Personal life
- Born: 1874 Vilijampolė, Kaunas, Lithuania, Russian Empire
- Died: March 13, 1960 (aged 86)
- Parent: Rabbi Avraham HaLevy
- Education: Slabodka yeshiva
- Occupation: Rabbi, head of the rabbinical court for Tel Aviv-Yafo

Religious life
- Religion: Judaism

Senior posting
- Awards: Israel Prize (1958)

= Yosef Zvi HaLevy =

Israeli rabbi

Yosef Zvi HaLevy (יוסף צבי הלוי: 1874 - 13 March 1960) was an Israeli rabbi and head of the rabbinical court for Tel Aviv-Yafo.

==Biography==
HaLevy was born in 1874 in Vilijampolė, Kaunas, Lithuania, then part of the Russian Empire, and was the son of Rabbi Avraham HaLevy. He obtained his rabbinical ordination (semicha) from Slabodka yeshiva.
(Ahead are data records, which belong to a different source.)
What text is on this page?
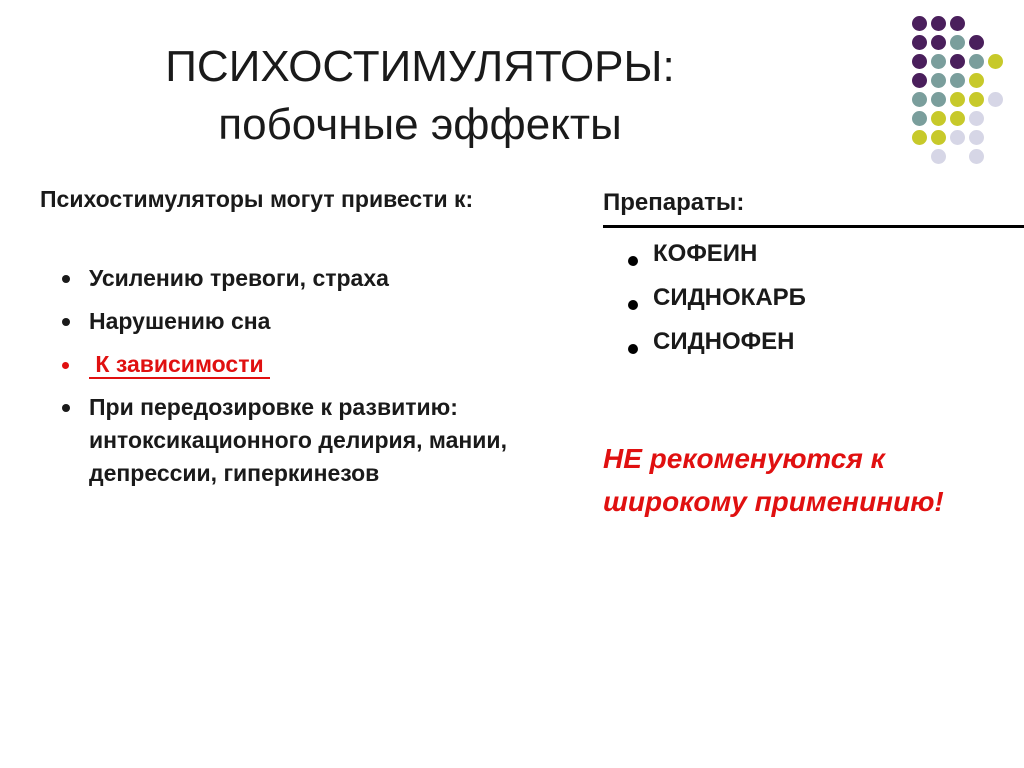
ПСИХОСТИМУЛЯТОРЫ:
побочные эффекты
Психостимуляторы могут привести к:
Усилению тревоги, страха
Нарушению сна
К зависимости
При передозировке к развитию: интоксикационного делирия, мании, депрессии, гиперкинезов
Препараты:
КОФЕИН
СИДНОКАРБ
СИДНОФЕН
НЕ рекоменуются к широкому применинию!
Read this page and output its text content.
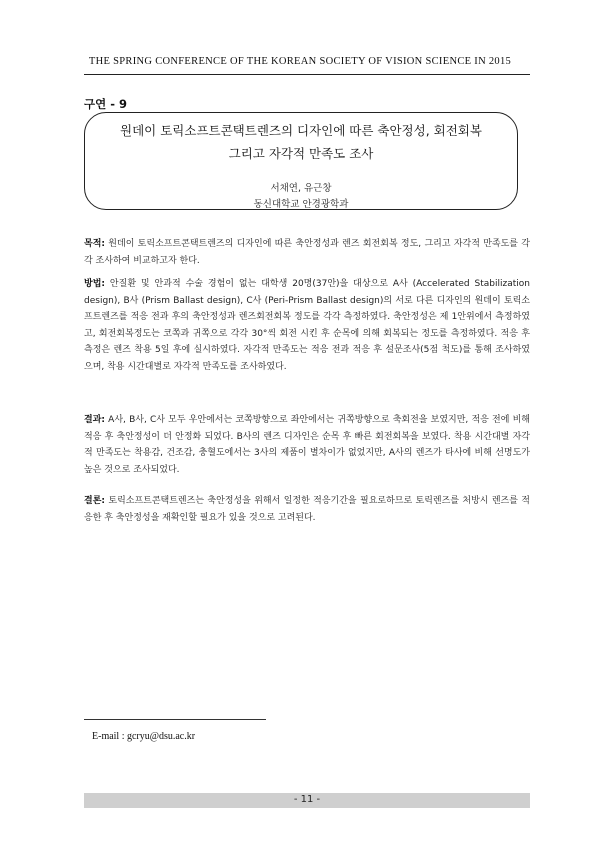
THE SPRING CONFERENCE OF THE KOREAN SOCIETY OF VISION SCIENCE IN 2015
구연 - 9
원데이 토릭소프트콘택트렌즈의 디자인에 따른 축안정성, 회전회복
그리고 자각적 만족도 조사
서채연, 유근창
동신대학교 안경광학과
목적: 원데이 토릭소프트콘택트렌즈의 디자인에 따른 축안정성과 렌즈 회전회복 정도, 그리고 자각적 만족도를 각각 조사하여 비교하고자 한다.
방법: 안질환 및 안과적 수술 경험이 없는 대학생 20명(37안)을 대상으로 A사 (Accelerated Stabilization design), B사 (Prism Ballast design), C사 (Peri-Prism Ballast design)의 서로 다른 디자인의 원데이 토릭소프트렌즈를 적응 전과 후의 축안정성과 렌즈회전회복 정도를 각각 측정하였다. 축안정성은 제 1안위에서 측정하였고, 회전회복정도는 코쪽과 귀쪽으로 각각 30°씩 회전 시킨 후 순목에 의해 회복되는 정도를 측정하였다. 적응 후 측정은 렌즈 착용 5일 후에 실시하였다. 자각적 만족도는 적응 전과 적응 후 설문조사(5점 척도)를 통해 조사하였으며, 착용 시간대별로 자각적 만족도를 조사하였다.
결과: A사, B사, C사 모두 우안에서는 코쪽방향으로 좌안에서는 귀쪽방향으로 축회전을 보였지만, 적응 전에 비해 적응 후 축안정성이 더 안정화 되었다. B사의 렌즈 디자인은 순목 후 빠른 회전회복을 보였다. 착용 시간대별 자각적 만족도는 착용감, 건조감, 충혈도에서는 3사의 제품이 별차이가 없었지만, A사의 렌즈가 타사에 비해 선명도가 높은 것으로 조사되었다.
결론: 토릭소프트콘택트렌즈는 축안정성을 위해서 일정한 적응기간을 필요로하므로 토릭렌즈를 처방시 렌즈를 적응한 후 축안정성을 재확인할 필요가 있을 것으로 고려된다.
E-mail : gcryu@dsu.ac.kr
- 11 -
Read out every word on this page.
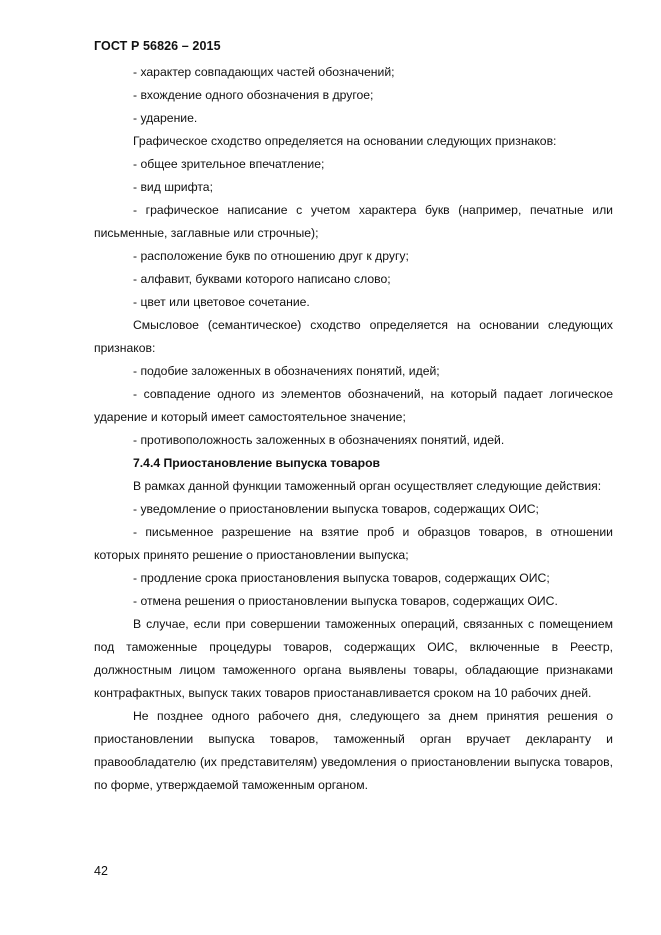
ГОСТ Р 56826 – 2015

- характер совпадающих частей обозначений;

- вхождение одного обозначения в другое;

- ударение.

Графическое сходство определяется на основании следующих признаков:

- общее зрительное впечатление;

- вид шрифта;

- графическое написание с учетом характера букв (например, печатные или письменные, заглавные или строчные);

- расположение букв по отношению друг к другу;

- алфавит, буквами которого написано слово;

- цвет или цветовое сочетание.

Смысловое (семантическое) сходство определяется на основании следующих признаков:

- подобие заложенных в обозначениях понятий, идей;

- совпадение одного из элементов обозначений, на который падает логическое ударение и который имеет самостоятельное значение;

- противоположность заложенных в обозначениях понятий, идей.

7.4.4 Приостановление выпуска товаров

В рамках данной функции таможенный орган осуществляет следующие действия:

- уведомление о приостановлении выпуска товаров, содержащих ОИС;

- письменное разрешение на взятие проб и образцов товаров, в отношении которых принято решение о приостановлении выпуска;

- продление срока приостановления выпуска товаров, содержащих ОИС;

- отмена решения о приостановлении выпуска товаров, содержащих ОИС.

В случае, если при совершении таможенных операций, связанных с помещением под таможенные процедуры товаров, содержащих ОИС, включенные в Реестр, должностным лицом таможенного органа выявлены товары, обладающие признаками контрафактных, выпуск таких товаров приостанавливается сроком на 10 рабочих дней.

Не позднее одного рабочего дня, следующего за днем принятия решения о приостановлении выпуска товаров, таможенный орган вручает декларанту и правообладателю (их представителям) уведомления о приостановлении выпуска товаров, по форме, утверждаемой таможенным органом.

42
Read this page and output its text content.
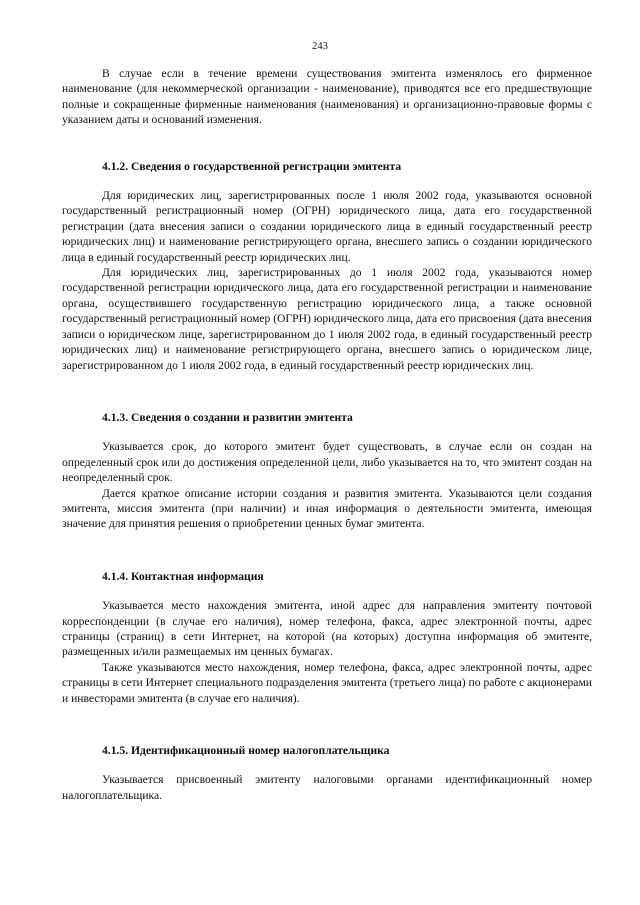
243

В случае если в течение времени существования эмитента изменялось его фирменное наименование (для некоммерческой организации - наименование), приводятся все его предшествующие полные и сокращенные фирменные наименования (наименования) и организационно-правовые формы с указанием даты и оснований изменения.

4.1.2. Сведения о государственной регистрации эмитента

Для юридических лиц, зарегистрированных после 1 июля 2002 года, указываются основной государственный регистрационный номер (ОГРН) юридического лица, дата его государственной регистрации (дата внесения записи о создании юридического лица в единый государственный реестр юридических лиц) и наименование регистрирующего органа, внесшего запись о создании юридического лица в единый государственный реестр юридических лиц.

Для юридических лиц, зарегистрированных до 1 июля 2002 года, указываются номер государственной регистрации юридического лица, дата его государственной регистрации и наименование органа, осуществившего государственную регистрацию юридического лица, а также основной государственный регистрационный номер (ОГРН) юридического лица, дата его присвоения (дата внесения записи о юридическом лице, зарегистрированном до 1 июля 2002 года, в единый государственный реестр юридических лиц) и наименование регистрирующего органа, внесшего запись о юридическом лице, зарегистрированном до 1 июля 2002 года, в единый государственный реестр юридических лиц.

4.1.3. Сведения о создании и развитии эмитента

Указывается срок, до которого эмитент будет существовать, в случае если он создан на определенный срок или до достижения определенной цели, либо указывается на то, что эмитент создан на неопределенный срок.

Дается краткое описание истории создания и развития эмитента. Указываются цели создания эмитента, миссия эмитента (при наличии) и иная информация о деятельности эмитента, имеющая значение для принятия решения о приобретении ценных бумаг эмитента.

4.1.4. Контактная информация

Указывается место нахождения эмитента, иной адрес для направления эмитенту почтовой корреспонденции (в случае его наличия), номер телефона, факса, адрес электронной почты, адрес страницы (страниц) в сети Интернет, на которой (на которых) доступна информация об эмитенте, размещенных и/или размещаемых им ценных бумагах.

Также указываются место нахождения, номер телефона, факса, адрес электронной почты, адрес страницы в сети Интернет специального подразделения эмитента (третьего лица) по работе с акционерами и инвесторами эмитента (в случае его наличия).

4.1.5. Идентификационный номер налогоплательщика

Указывается присвоенный эмитенту налоговыми органами идентификационный номер налогоплательщика.
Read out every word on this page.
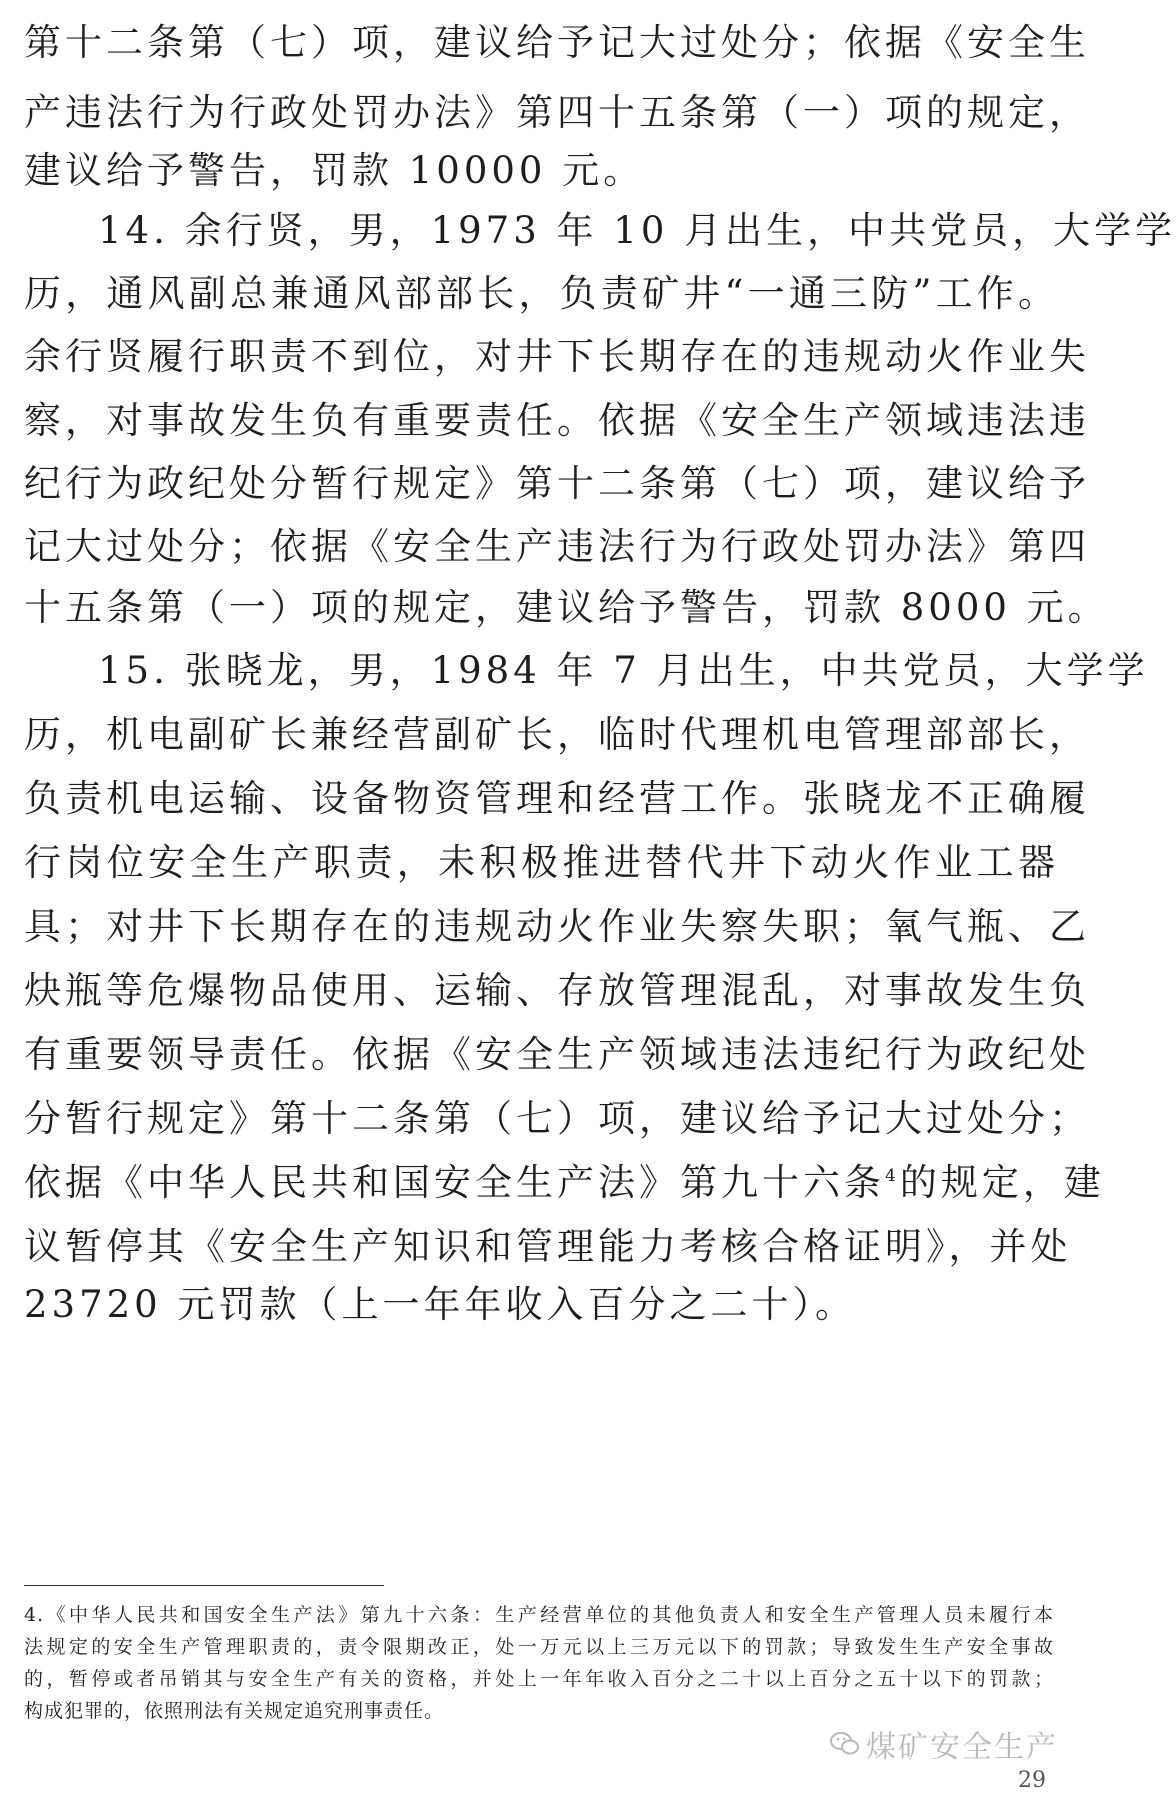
第十二条第（七）项，建议给予记大过处分；依据《安全生
产违法行为行政处罚办法》第四十五条第（一）项的规定，
建议给予警告，罚款 10000 元。
14. 余行贤，男，1973 年 10 月出生，中共党员，大学学
历，通风副总兼通风部部长，负责矿井“一通三防”工作。
余行贤履行职责不到位，对井下长期存在的违规动火作业失
察，对事故发生负有重要责任。依据《安全生产领域违法违
纪行为政纪处分暂行规定》第十二条第（七）项，建议给予
记大过处分；依据《安全生产违法行为行政处罚办法》第四
十五条第（一）项的规定，建议给予警告，罚款 8000 元。
15. 张晓龙，男，1984 年 7 月出生，中共党员，大学学
历，机电副矿长兼经营副矿长，临时代理机电管理部部长，
负责机电运输、设备物资管理和经营工作。张晓龙不正确履
行岗位安全生产职责，未积极推进替代井下动火作业工器
具；对井下长期存在的违规动火作业失察失职；氧气瓶、乙
炔瓶等危爆物品使用、运输、存放管理混乱，对事故发生负
有重要领导责任。依据《安全生产领域违法违纪行为政纪处
分暂行规定》第十二条第（七）项，建议给予记大过处分；
依据《中华人民共和国安全生产法》第九十六条$^4$的规定，建
议暂停其《安全生产知识和管理能力考核合格证明》，并处
23720 元罚款（上一年年收入百分之二十）。
4.《中华人民共和国安全生产法》第九十六条：生产经营单位的其他负责人和安全生产管理人员未履行本
法规定的安全生产管理职责的，责令限期改正，处一万元以上三万元以下的罚款；导致发生生产安全事故
的，暂停或者吊销其与安全生产有关的资格，并处上一年年收入百分之二十以上百分之五十以下的罚款；
构成犯罪的，依照刑法有关规定追究刑事责任。
煤矿安全生产
29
He emigrated without his family to Ottoman Palestine at the beginning of 1891 and shortly thereafter married the daughter of Rabbi Naftali Herz Halevy, the Chief Rabbi of Jaffa. In 1894 (or late 1893), he moved to Jerusalem, but returned to Jaffa in about 1897.

HaLevy was later appointed to serve as the head (Av Beit Din) of the Tel Aviv Rabbinical Court.

== Awards ==
- In 1958, HaLevy was awarded the Israel Prize, in Rabbinical literature.

Halevy's grandson, Abraham Haim Halevy, was the recipient of the 2002 Israel Prize, for agriculture.